While very interesting (and quite cool), this starts getting into the same area of debate Chris Pook and I have been arguing over with ATV's vs MTV's like the Bronco or BV-206. Larger vehicles are more capable and can do more things (A Bronco can be configured to carry a section with all their kit, or to be an ATGM platform, or an 81mm mortar platform, is amphibious and ari portable sung under a helicopter), but is also more expensive, physically larger and more cumbersome to deploy etc.
If we are starting to talk about fighting vehicles, then armour protection, the ability to survive IED's and possibly NBC protection should all factor in. Layering on armour to existing designs gives us monsters like the LAV 6.0, which probably represents the limits of wheeled mobility. Different thinking gives us vehicles like the Israeli "Combat Guard", which can transport a section of soldiers or be configured to other roles, can carry a RWS for self protection, is fully protected and weighs "only" 8 tons.

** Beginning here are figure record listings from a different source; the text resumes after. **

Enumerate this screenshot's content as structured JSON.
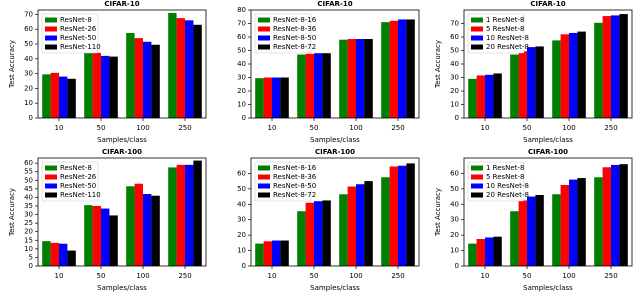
{
  "chart_data": [
    {
      "type": "bar",
      "title": "CIFAR-10",
      "xlabel": "Samples/class",
      "ylabel": "Test Accuracy",
      "categories": [
        "10",
        "50",
        "100",
        "250"
      ],
      "ylim": [
        0,
        73
      ],
      "yticks": [
        0,
        10,
        20,
        30,
        40,
        50,
        60,
        70
      ],
      "legend": "upper left",
      "series": [
        {
          "name": "ResNet-8",
          "color": "#008000",
          "values": [
            29.5,
            47,
            57.5,
            71
          ]
        },
        {
          "name": "ResNet-26",
          "color": "#ff0000",
          "values": [
            30.5,
            44,
            54,
            67.5
          ]
        },
        {
          "name": "ResNet-50",
          "color": "#0000ff",
          "values": [
            28,
            42,
            51.5,
            66
          ]
        },
        {
          "name": "ResNet-110",
          "color": "#000000",
          "values": [
            26.5,
            41.5,
            49.5,
            63
          ]
        }
      ]
    },
    {
      "type": "bar",
      "title": "CIFAR-10",
      "xlabel": "Samples/class",
      "categories": [
        "10",
        "50",
        "100",
        "250"
      ],
      "ylim": [
        0,
        80
      ],
      "yticks": [
        0,
        10,
        20,
        30,
        40,
        50,
        60,
        70,
        80
      ],
      "legend": "upper left",
      "series": [
        {
          "name": "ResNet-8-16",
          "color": "#008000",
          "values": [
            29.5,
            47,
            58,
            71
          ]
        },
        {
          "name": "ResNet-8-36",
          "color": "#ff0000",
          "values": [
            30,
            47.5,
            58.5,
            72
          ]
        },
        {
          "name": "ResNet-8-50",
          "color": "#0000ff",
          "values": [
            30,
            48,
            58.5,
            73
          ]
        },
        {
          "name": "ResNet-8-72",
          "color": "#000000",
          "values": [
            30,
            48,
            58.5,
            73
          ]
        }
      ]
    },
    {
      "type": "bar",
      "title": "CIFAR-10",
      "xlabel": "Samples/class",
      "ylabel": "Test Accuracy",
      "categories": [
        "10",
        "50",
        "100",
        "250"
      ],
      "ylim": [
        0,
        80
      ],
      "yticks": [
        0,
        10,
        20,
        30,
        40,
        50,
        60,
        70
      ],
      "legend": "upper left",
      "series": [
        {
          "name": "1 ResNet-8",
          "color": "#008000",
          "values": [
            29,
            47,
            57.5,
            70.5
          ]
        },
        {
          "name": "5 ResNet-8",
          "color": "#ff0000",
          "values": [
            31.5,
            49.5,
            62,
            75.5
          ]
        },
        {
          "name": "10 ResNet-8",
          "color": "#0000ff",
          "values": [
            32,
            52.5,
            63,
            76
          ]
        },
        {
          "name": "20 ResNet-8",
          "color": "#000000",
          "values": [
            33,
            53,
            64,
            77
          ]
        }
      ]
    },
    {
      "type": "bar",
      "title": "CIFAR-100",
      "xlabel": "Samples/class",
      "ylabel": "Test Accuracy",
      "categories": [
        "10",
        "50",
        "100",
        "250"
      ],
      "ylim": [
        0,
        63
      ],
      "yticks": [
        0,
        5,
        10,
        15,
        20,
        25,
        30,
        35,
        40,
        45,
        50,
        55,
        60
      ],
      "legend": "upper left",
      "series": [
        {
          "name": "ResNet-8",
          "color": "#008000",
          "values": [
            14.5,
            35.5,
            46.5,
            57.5
          ]
        },
        {
          "name": "ResNet-26",
          "color": "#ff0000",
          "values": [
            13.5,
            35,
            48,
            59
          ]
        },
        {
          "name": "ResNet-50",
          "color": "#0000ff",
          "values": [
            13,
            33.5,
            42,
            59
          ]
        },
        {
          "name": "ResNet-110",
          "color": "#000000",
          "values": [
            9,
            29.5,
            41,
            61.5
          ]
        }
      ]
    },
    {
      "type": "bar",
      "title": "CIFAR-100",
      "xlabel": "Samples/class",
      "categories": [
        "10",
        "50",
        "100",
        "250"
      ],
      "ylim": [
        0,
        70
      ],
      "yticks": [
        0,
        10,
        20,
        30,
        40,
        50,
        60
      ],
      "legend": "upper left",
      "series": [
        {
          "name": "ResNet-8-16",
          "color": "#008000",
          "values": [
            14.5,
            35.5,
            46.5,
            57.5
          ]
        },
        {
          "name": "ResNet-8-36",
          "color": "#ff0000",
          "values": [
            16,
            41,
            51.5,
            64.5
          ]
        },
        {
          "name": "ResNet-8-50",
          "color": "#0000ff",
          "values": [
            16.5,
            42,
            53,
            65
          ]
        },
        {
          "name": "ResNet-8-72",
          "color": "#000000",
          "values": [
            16.5,
            42.5,
            55,
            66.5
          ]
        }
      ]
    },
    {
      "type": "bar",
      "title": "CIFAR-100",
      "xlabel": "Samples/class",
      "ylabel": "Test Accuracy",
      "categories": [
        "10",
        "50",
        "100",
        "250"
      ],
      "ylim": [
        0,
        70
      ],
      "yticks": [
        0,
        10,
        20,
        30,
        40,
        50,
        60
      ],
      "legend": "upper left",
      "series": [
        {
          "name": "1 ResNet-8",
          "color": "#008000",
          "values": [
            14.5,
            35.5,
            46.5,
            57.5
          ]
        },
        {
          "name": "5 ResNet-8",
          "color": "#ff0000",
          "values": [
            17.5,
            42.5,
            52.5,
            64
          ]
        },
        {
          "name": "10 ResNet-8",
          "color": "#0000ff",
          "values": [
            18.5,
            45,
            56,
            65.5
          ]
        },
        {
          "name": "20 ResNet-8",
          "color": "#000000",
          "values": [
            19,
            46,
            57,
            66
          ]
        }
      ]
    }
  ]
}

I will have to ask again, just what doctrinal issue is being addressed by the use of upgraded ATV's? The size upgrade of the Singapore LSV means that you can carry more useful equipment, but it is still unprotected in any meaningful sense of the word. It is also not amphibious, nor would it be capable of travelling in really difficult terrain like an MTV so you are not getting advantages like being able to operate where no one else can go. Being able to carry extra stuff is a logistical issue, but then again, having amphibious and marginal terrain capabilities provides so much more (light infantry can operate out of difficult and complex terrain far longer if their logistics vehicles can move through complex and marginal terrain as well).
And this is where one has to question whether a vehicle like the LSV can operate successfully in Canada, given the frequently difficult terrain that exists, particularly in remote areas. In provinces like Ontario, Manitoba, Saskatchewan, and a good chunk of southern Alberta, the LSV might be useful to help stand up quick reaction forces that need to strike quickly and then disappear. Most of BC, Quebec and the Maritimes offer much rougher terrain with few dirt trails, so there would be less of an opportunity to deploy a vehicle like the LSV. But then again, even the TAPV would be faced with similar difficulties in the same areas.

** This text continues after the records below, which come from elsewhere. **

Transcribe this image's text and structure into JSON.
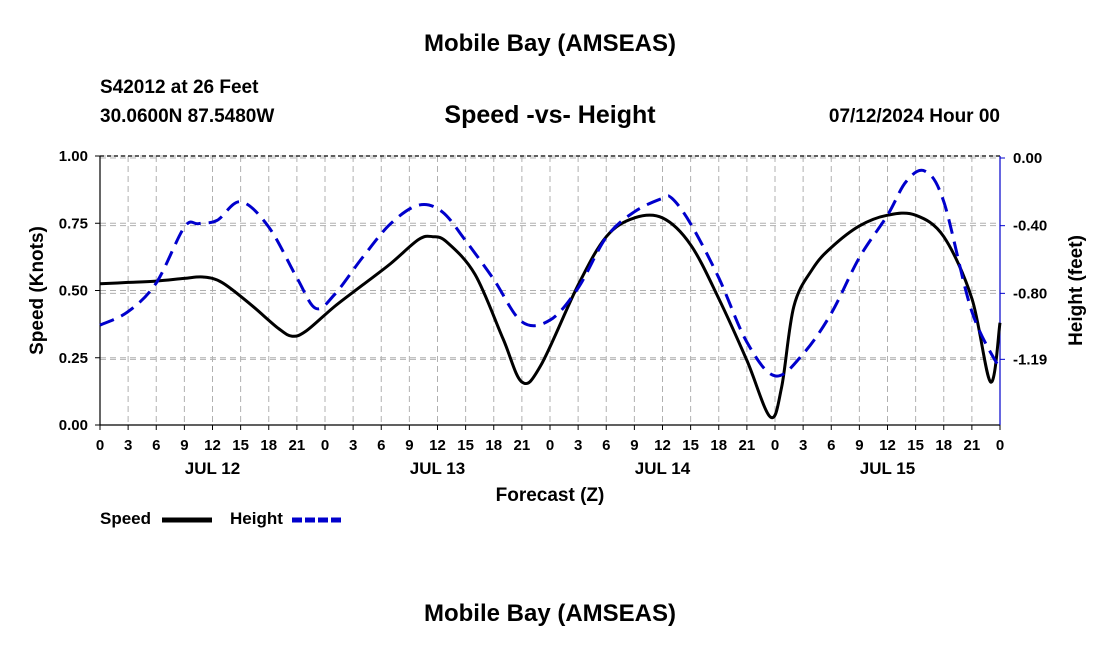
{
  "header": {
    "title": "Mobile Bay (AMSEAS)",
    "station": "S42012 at 26 Feet",
    "coords": "30.0600N  87.5480W",
    "subtitle": "Speed -vs- Height",
    "datetime": "07/12/2024 Hour 00"
  },
  "footer": {
    "title": "Mobile Bay (AMSEAS)"
  },
  "legend": {
    "speed_label": "Speed",
    "height_label": "Height"
  },
  "colors": {
    "speed": "#000000",
    "height": "#0000cc",
    "grid": "#b0b0b0"
  },
  "chart_data": {
    "type": "line",
    "title": "Speed -vs- Height",
    "xlabel": "Forecast (Z)",
    "ylabel": "Speed (Knots)",
    "y2label": "Height (feet)",
    "xlim": [
      0,
      96
    ],
    "ylim": [
      0,
      1
    ],
    "y2lim": [
      -1.59,
      0
    ],
    "x_ticks": [
      0,
      3,
      6,
      9,
      12,
      15,
      18,
      21,
      24,
      27,
      30,
      33,
      36,
      39,
      42,
      45,
      48,
      51,
      54,
      57,
      60,
      63,
      66,
      69,
      72,
      75,
      78,
      81,
      84,
      87,
      90,
      93,
      96
    ],
    "x_tick_labels": [
      "0",
      "3",
      "6",
      "9",
      "12",
      "15",
      "18",
      "21",
      "0",
      "3",
      "6",
      "9",
      "12",
      "15",
      "18",
      "21",
      "0",
      "3",
      "6",
      "9",
      "12",
      "15",
      "18",
      "21",
      "0",
      "3",
      "6",
      "9",
      "12",
      "15",
      "18",
      "21",
      "0"
    ],
    "day_labels": [
      {
        "x": 12,
        "label": "JUL 12"
      },
      {
        "x": 36,
        "label": "JUL 13"
      },
      {
        "x": 60,
        "label": "JUL 14"
      },
      {
        "x": 84,
        "label": "JUL 15"
      }
    ],
    "y_ticks": [
      0,
      0.25,
      0.5,
      0.75,
      1.0
    ],
    "y_tick_labels": [
      "0.00",
      "0.25",
      "0.50",
      "0.75",
      "1.00"
    ],
    "y2_ticks": [
      0,
      -0.4,
      -0.8,
      -1.19
    ],
    "y2_tick_labels": [
      "0.00",
      "-0.40",
      "-0.80",
      "-1.19"
    ],
    "grid": true,
    "series": [
      {
        "name": "Speed",
        "axis": "left",
        "style": "solid",
        "x": [
          0,
          3,
          6,
          9,
          11,
          13,
          16,
          19,
          20.5,
          22,
          25,
          28,
          31,
          34,
          35.5,
          37,
          40,
          43,
          45,
          47,
          51,
          54,
          57,
          60,
          63,
          66,
          69,
          71.5,
          72.7,
          74,
          76,
          78,
          81,
          84,
          87,
          90,
          93,
          95,
          96
        ],
        "values": [
          0.525,
          0.53,
          0.535,
          0.545,
          0.55,
          0.53,
          0.45,
          0.36,
          0.33,
          0.35,
          0.44,
          0.52,
          0.6,
          0.69,
          0.7,
          0.68,
          0.56,
          0.32,
          0.16,
          0.22,
          0.52,
          0.7,
          0.77,
          0.77,
          0.67,
          0.47,
          0.24,
          0.03,
          0.14,
          0.44,
          0.58,
          0.66,
          0.74,
          0.78,
          0.78,
          0.7,
          0.47,
          0.16,
          0.38
        ]
      },
      {
        "name": "Height",
        "axis": "right",
        "style": "dashed",
        "x": [
          0,
          3,
          6,
          9,
          10.5,
          12.5,
          15,
          18,
          21,
          23,
          25,
          28,
          31,
          34,
          36.5,
          39,
          42,
          45,
          48,
          51,
          54,
          57,
          60,
          61,
          63,
          66,
          69,
          72,
          75,
          78,
          81,
          84,
          86,
          88,
          90,
          93,
          96
        ],
        "values": [
          -1.0,
          -0.92,
          -0.75,
          -0.42,
          -0.4,
          -0.38,
          -0.27,
          -0.42,
          -0.72,
          -0.9,
          -0.82,
          -0.6,
          -0.4,
          -0.29,
          -0.33,
          -0.5,
          -0.73,
          -0.98,
          -0.97,
          -0.78,
          -0.48,
          -0.33,
          -0.25,
          -0.25,
          -0.4,
          -0.72,
          -1.1,
          -1.3,
          -1.17,
          -0.93,
          -0.6,
          -0.35,
          -0.15,
          -0.09,
          -0.27,
          -0.92,
          -1.26
        ]
      }
    ]
  }
}
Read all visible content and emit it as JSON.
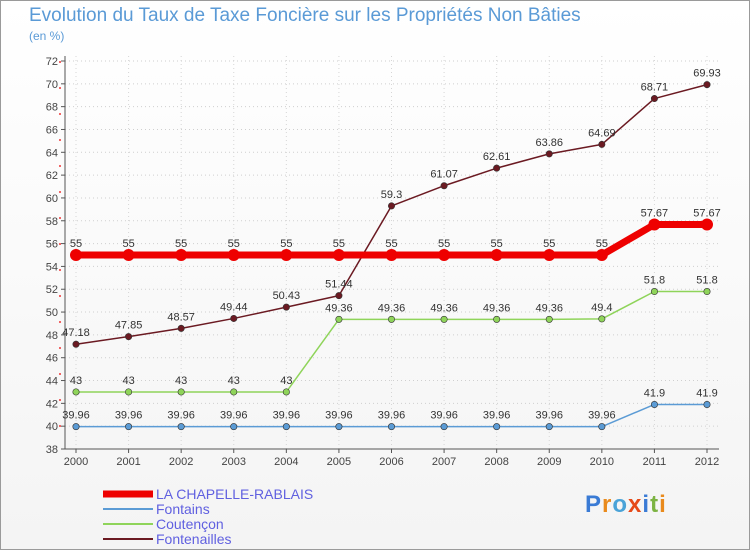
{
  "title": "Evolution du Taux de Taxe Foncière sur les Propriétés Non Bâties",
  "unit": "(en %)",
  "logo": "Proxiti",
  "chart_data": {
    "type": "line",
    "title": "Evolution du Taux de Taxe Foncière sur les Propriétés Non Bâties",
    "ylabel": "(en %)",
    "xlabel": "",
    "ylim": [
      38,
      72
    ],
    "y_ticks": [
      38,
      40,
      42,
      44,
      46,
      48,
      50,
      52,
      54,
      56,
      58,
      60,
      62,
      64,
      66,
      68,
      70,
      72
    ],
    "categories": [
      "2000",
      "2001",
      "2002",
      "2003",
      "2004",
      "2005",
      "2006",
      "2007",
      "2008",
      "2009",
      "2010",
      "2011",
      "2012"
    ],
    "series": [
      {
        "name": "Fontenailles",
        "color": "#6b1a22",
        "values": [
          47.18,
          47.85,
          48.57,
          49.44,
          50.43,
          51.44,
          59.3,
          61.07,
          62.61,
          63.86,
          64.69,
          68.71,
          69.93
        ],
        "labels": [
          "47.18",
          "47.85",
          "48.57",
          "49.44",
          "50.43",
          "51.44",
          "59.3",
          "61.07",
          "62.61",
          "63.86",
          "64.69",
          "68.71",
          "69.93"
        ]
      },
      {
        "name": "Coutençon",
        "color": "#8fd45a",
        "values": [
          43,
          43,
          43,
          43,
          43,
          49.36,
          49.36,
          49.36,
          49.36,
          49.36,
          49.4,
          51.8,
          51.8
        ],
        "labels": [
          "43",
          "43",
          "43",
          "43",
          "43",
          "49.36",
          "49.36",
          "49.36",
          "49.36",
          "49.36",
          "49.4",
          "51.8",
          "51.8"
        ]
      },
      {
        "name": "Fontains",
        "color": "#5b9bd5",
        "values": [
          39.96,
          39.96,
          39.96,
          39.96,
          39.96,
          39.96,
          39.96,
          39.96,
          39.96,
          39.96,
          39.96,
          41.9,
          41.9
        ],
        "labels": [
          "39.96",
          "39.96",
          "39.96",
          "39.96",
          "39.96",
          "39.96",
          "39.96",
          "39.96",
          "39.96",
          "39.96",
          "39.96",
          "41.9",
          "41.9"
        ]
      },
      {
        "name": "LA CHAPELLE-RABLAIS",
        "color": "#ee0000",
        "values": [
          55,
          55,
          55,
          55,
          55,
          55,
          55,
          55,
          55,
          55,
          55,
          57.67,
          57.67
        ],
        "labels": [
          "55",
          "55",
          "55",
          "55",
          "55",
          "55",
          "55",
          "55",
          "55",
          "55",
          "55",
          "57.67",
          "57.67"
        ]
      }
    ],
    "legend": [
      {
        "name": "LA CHAPELLE-RABLAIS",
        "color": "#ee0000",
        "text_color": "#6060e0"
      },
      {
        "name": "Fontains",
        "color": "#5b9bd5",
        "text_color": "#6060e0"
      },
      {
        "name": "Coutençon",
        "color": "#8fd45a",
        "text_color": "#6060e0"
      },
      {
        "name": "Fontenailles",
        "color": "#6b1a22",
        "text_color": "#6060e0"
      }
    ]
  }
}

You could conceivably issue the LSV to PRes recce units and get substantially more cross-country mobility than you would ever get from the existing G-Wagens and MilCOTS trucks they currently have. The TAPV is a Reg Force asset and is unlikely to ever be issued to PRes recce units, save for a few that reserve units are allowed to access occasionally for training purposes.
There are several big selling features when it comes to issuing LSV's to PRes units. The biggest one being the ability to mount ATGM's, AGL's and HMG's, while G-Wagens and MilCOTS vehicles are totally unable to accommodate any of these weapon systems. The next is a large payload of 1,000 kilos, although wheeled recce units have never really needed to carry that much in the way of stores for a typical training weekend. Mind you, the large payload means that PRes recce units could become more or less self-sufficient for a significant period of time before needing to link up with service battalion units for replenishment. And since the LSV's can carry up to six soldiers, you could configure a recce squadron so that it has one organic assault troop consisting of three or four callsigns, with each callsign having two crew members and four assault troopers.

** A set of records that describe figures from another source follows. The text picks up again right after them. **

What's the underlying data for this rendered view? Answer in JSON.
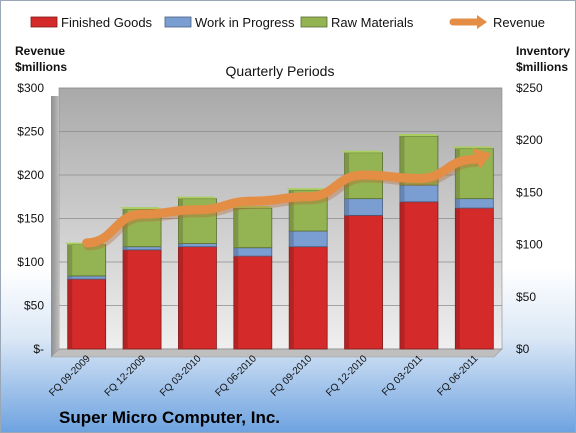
{
  "chart_data": {
    "type": "bar",
    "title": "Quarterly Periods",
    "footer": "Super Micro Computer, Inc.",
    "categories": [
      "FQ 09-2009",
      "FQ 12-2009",
      "FQ 03-2010",
      "FQ 06-2010",
      "FQ 09-2010",
      "FQ 12-2010",
      "FQ 03-2011",
      "FQ 06-2011"
    ],
    "stacked": true,
    "series": [
      {
        "name": "Finished Goods",
        "axis": "right",
        "color": "#d42a2a",
        "values": [
          67,
          95,
          98,
          89,
          98,
          128,
          141,
          135
        ]
      },
      {
        "name": "Work in Progress",
        "axis": "right",
        "color": "#7a9ed2",
        "values": [
          3,
          3,
          3,
          8,
          15,
          16,
          16,
          9
        ]
      },
      {
        "name": "Raw Materials",
        "axis": "right",
        "color": "#94b353",
        "values": [
          30,
          36,
          43,
          38,
          39,
          44,
          47,
          48
        ]
      },
      {
        "name": "Revenue",
        "axis": "left",
        "type": "line",
        "color": "#e38d45",
        "values": [
          122,
          155,
          160,
          170,
          175,
          200,
          196,
          218
        ]
      }
    ],
    "left_axis": {
      "label_line1": "Revenue",
      "label_line2": "$millions",
      "ylim": [
        0,
        300
      ],
      "ticks": [
        "$-",
        "$50",
        "$100",
        "$150",
        "$200",
        "$250",
        "$300"
      ]
    },
    "right_axis": {
      "label_line1": "Inventory",
      "label_line2": "$millions",
      "ylim": [
        0,
        250
      ],
      "ticks": [
        "$0",
        "$50",
        "$100",
        "$150",
        "$200",
        "$250"
      ]
    },
    "legend_position": "top",
    "grid": true
  }
}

Then there is the vehicle's rapid air portability, meaning you could deploy a squadron of LSV's in a real hurry and far faster than you could ever deploy G-Wagens and MilCOTS trucks over a large area.
But the fly in the ointment, as always, and as you point out, is doctrine. If the LSV's were acquired for the PRes, how would you use them, given that PRes units generally operate as training cadres, aid-to-the-civil power resources, and augmentation for the Regular Force in overseas or other major deployments? And given those roles, do they really need the sophisticated weapon systems they can carry? I ask the question because there is very little chance that PRes units would ever see any actual combat within Canada as the country is pretty safe from invasion by a foreign power because of its sheer size, harsh climate and terrain, and the presence of the United States.
It's conceivable that they could end up deployed as part of a light rapid-reaction force overseas, but from a doctrinal standpoint, the Regular Force isn't yet configured to handle RRF missions - save for what JTF2 and CSOR can do.
As to the lack of armour protection, I don't think that is a concern that applies to the LSV. It's designed to operate as a hit-and-run type of asset, and to cope with the odd isolated tank or two it might encounter. Indeed, if a LSV crew did encounter armour, they would probably be able to engage only from well-prepared defensive positions, or a well-hidden defilade that's covered with a lot of vegetation and other natural materials.